Is this really an open source Snowflake covering most use cases?
I think this is a pretty big deal, though.
Snowflake does a lot more, though, especially around sharing data across company boundaries.
https://youtu.be/HZArjlMB6W4?si=BWEfGjMaeVytW8M1
Also, nicer recording from POSETTE: https://youtu.be/tpq4nfEoioE?si=Qkmj8o990vkeRkUa
It comes down to the trade-offs made by operational and analytical query engines being fundamentally different at every level.
Additionally, the postgres extension system supports most of the current project, so wouldn't say it was forced in this case, it was a design decision. :)
With DuckLake, the query frontend and query engine are DuckDB, and Postgres is used as a catalog in the background.
With pg_lake, the query frontend and catalog are Postgres, and DuckDB is used as a query engine in the background.
Of course, they also use different table formats (though similar in data layer) with different pros and cons, and the query frontends differ in significant ways.
An interesting thing about pg_lake is that it is effectively standalone, no external catalog required. You can point Spark et al. directly to Postgres with pg_lake by using the Iceberg JDBC driver.
> This separation also avoids the threading and memory-safety limitations that would arise from embedding DuckDB directly inside the Postgres process, which is designed around process isolation rather than multi-threaded execution. Moreover, it lets us interact with the query engine directly by connecting to it using standard Postgres clients.
- Separation of concerns, since with a single external process we can share object store caches without complicated locking dances between multiple processes. - Memory limits are easier to reason about with a single external process. - Postgres backends end up being more robust, as you can restart the pgduck_server process separately.
> This separation also avoids the threading and memory-safety limitations that would arise from embedding DuckDB directly inside the Postgres process, which is designed around process isolation rather than multi-threaded execution. Moreover, it lets us interact with the query engine directly by connecting to it using standard Postgres clients.

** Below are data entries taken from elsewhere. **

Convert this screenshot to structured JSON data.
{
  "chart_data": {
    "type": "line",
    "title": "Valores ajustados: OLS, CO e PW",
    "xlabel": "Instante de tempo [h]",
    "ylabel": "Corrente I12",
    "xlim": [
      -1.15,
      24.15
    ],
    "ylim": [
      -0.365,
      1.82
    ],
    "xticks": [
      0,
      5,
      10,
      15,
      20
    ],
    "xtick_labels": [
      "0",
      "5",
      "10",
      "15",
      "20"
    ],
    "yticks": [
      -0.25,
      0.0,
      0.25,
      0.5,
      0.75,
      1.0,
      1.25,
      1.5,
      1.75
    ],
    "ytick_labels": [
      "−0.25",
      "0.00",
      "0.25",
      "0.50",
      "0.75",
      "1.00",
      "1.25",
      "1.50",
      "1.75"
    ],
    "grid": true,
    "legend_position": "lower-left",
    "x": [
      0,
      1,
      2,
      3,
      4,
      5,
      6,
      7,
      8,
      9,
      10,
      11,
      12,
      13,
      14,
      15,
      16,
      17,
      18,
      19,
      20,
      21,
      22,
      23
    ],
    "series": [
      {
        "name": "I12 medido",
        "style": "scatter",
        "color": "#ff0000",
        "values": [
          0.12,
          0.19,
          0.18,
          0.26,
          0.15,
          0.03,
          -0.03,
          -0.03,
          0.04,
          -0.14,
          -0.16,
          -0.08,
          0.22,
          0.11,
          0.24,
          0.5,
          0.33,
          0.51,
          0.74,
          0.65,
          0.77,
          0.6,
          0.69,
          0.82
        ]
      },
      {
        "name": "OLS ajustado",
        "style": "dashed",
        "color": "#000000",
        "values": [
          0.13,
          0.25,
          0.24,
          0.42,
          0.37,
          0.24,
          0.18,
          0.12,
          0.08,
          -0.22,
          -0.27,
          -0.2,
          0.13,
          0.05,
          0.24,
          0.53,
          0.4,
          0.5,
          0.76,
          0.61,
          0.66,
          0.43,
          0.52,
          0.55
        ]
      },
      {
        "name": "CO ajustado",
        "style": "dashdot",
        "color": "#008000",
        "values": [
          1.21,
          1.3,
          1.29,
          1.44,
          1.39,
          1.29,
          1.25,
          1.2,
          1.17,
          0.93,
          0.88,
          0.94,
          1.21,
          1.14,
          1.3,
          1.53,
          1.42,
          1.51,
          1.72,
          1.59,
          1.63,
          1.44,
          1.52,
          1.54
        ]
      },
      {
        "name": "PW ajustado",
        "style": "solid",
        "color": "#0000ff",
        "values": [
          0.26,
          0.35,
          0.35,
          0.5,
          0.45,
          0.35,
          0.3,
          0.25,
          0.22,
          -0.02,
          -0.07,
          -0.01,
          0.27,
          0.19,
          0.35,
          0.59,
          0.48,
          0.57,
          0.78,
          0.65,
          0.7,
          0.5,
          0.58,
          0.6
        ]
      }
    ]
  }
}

I'll see if we can improve the docs or highlight that part better, if it is already documented—we did move some things around prior to release.

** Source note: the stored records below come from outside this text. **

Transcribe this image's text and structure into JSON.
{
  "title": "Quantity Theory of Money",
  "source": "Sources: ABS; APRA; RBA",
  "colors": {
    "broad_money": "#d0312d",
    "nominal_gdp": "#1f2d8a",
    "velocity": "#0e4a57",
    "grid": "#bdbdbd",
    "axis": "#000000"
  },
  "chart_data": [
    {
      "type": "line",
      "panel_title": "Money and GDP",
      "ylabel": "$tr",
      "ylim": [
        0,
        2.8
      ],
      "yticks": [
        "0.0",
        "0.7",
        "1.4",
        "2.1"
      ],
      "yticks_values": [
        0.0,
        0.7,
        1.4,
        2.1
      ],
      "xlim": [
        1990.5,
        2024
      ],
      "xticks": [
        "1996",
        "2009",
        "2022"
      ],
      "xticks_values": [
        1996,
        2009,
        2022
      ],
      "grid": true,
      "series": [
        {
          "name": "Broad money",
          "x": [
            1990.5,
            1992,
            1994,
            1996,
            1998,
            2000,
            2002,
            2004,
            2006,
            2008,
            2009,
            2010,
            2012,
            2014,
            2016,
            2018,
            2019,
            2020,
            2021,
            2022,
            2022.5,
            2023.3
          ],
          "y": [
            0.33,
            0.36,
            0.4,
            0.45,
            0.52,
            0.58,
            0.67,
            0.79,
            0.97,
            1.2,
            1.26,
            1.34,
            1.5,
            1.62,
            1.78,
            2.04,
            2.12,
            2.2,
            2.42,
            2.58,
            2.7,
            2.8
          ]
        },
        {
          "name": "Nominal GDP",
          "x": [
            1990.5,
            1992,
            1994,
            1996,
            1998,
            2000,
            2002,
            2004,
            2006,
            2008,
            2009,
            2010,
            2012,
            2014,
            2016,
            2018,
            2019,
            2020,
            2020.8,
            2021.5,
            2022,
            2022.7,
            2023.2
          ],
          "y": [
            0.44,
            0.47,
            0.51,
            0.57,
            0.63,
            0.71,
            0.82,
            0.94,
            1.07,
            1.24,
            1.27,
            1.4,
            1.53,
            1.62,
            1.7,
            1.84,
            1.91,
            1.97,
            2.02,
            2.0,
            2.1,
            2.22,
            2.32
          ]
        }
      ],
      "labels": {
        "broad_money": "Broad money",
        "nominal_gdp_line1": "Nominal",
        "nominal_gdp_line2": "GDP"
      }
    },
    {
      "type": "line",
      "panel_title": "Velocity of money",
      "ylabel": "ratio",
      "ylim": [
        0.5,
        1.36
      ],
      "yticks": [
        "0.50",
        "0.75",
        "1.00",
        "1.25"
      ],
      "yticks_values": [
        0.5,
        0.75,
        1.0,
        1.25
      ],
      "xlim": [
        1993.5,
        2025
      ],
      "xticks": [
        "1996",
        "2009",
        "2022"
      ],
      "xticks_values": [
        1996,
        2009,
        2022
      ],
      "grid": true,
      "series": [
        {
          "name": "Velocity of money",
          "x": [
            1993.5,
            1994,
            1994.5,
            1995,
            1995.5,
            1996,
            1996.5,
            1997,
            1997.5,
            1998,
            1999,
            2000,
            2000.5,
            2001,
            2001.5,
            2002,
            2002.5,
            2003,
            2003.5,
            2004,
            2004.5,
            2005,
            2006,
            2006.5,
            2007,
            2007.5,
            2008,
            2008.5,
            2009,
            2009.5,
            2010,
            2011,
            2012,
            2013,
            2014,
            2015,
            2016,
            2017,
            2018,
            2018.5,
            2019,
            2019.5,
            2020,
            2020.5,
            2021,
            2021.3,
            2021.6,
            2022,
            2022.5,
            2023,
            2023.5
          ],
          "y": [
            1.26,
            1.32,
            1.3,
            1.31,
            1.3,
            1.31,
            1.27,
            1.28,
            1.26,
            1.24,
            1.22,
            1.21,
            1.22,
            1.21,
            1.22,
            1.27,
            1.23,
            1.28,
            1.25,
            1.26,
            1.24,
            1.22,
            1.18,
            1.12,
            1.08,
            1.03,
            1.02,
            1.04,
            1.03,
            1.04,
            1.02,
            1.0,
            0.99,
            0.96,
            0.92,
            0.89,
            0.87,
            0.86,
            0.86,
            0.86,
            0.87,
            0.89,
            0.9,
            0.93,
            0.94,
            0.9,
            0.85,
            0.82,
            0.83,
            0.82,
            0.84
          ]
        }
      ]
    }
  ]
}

For the postgres grants themselves, we provide privs to allow read/write to the remote tables, which is done via granting the `pg_lake_read`, `pg_lake_write` or `pg_lake_read_write` grants. This is a blanket all-or-nothing grant, however, so would need some design work/patching to support per-relation grants, say.
(You could probably get away with making roles in postgres that have the appropriate read/write grant, then only granting those specific roles to a given relation, so it's probably doable though a little clunky at the moment.)
We've had this discussion like a week ago about how stupid is to use filesystem for this kind of data storage and here we go again. Actually i had to implement this "idea" in practice. What a nonsense.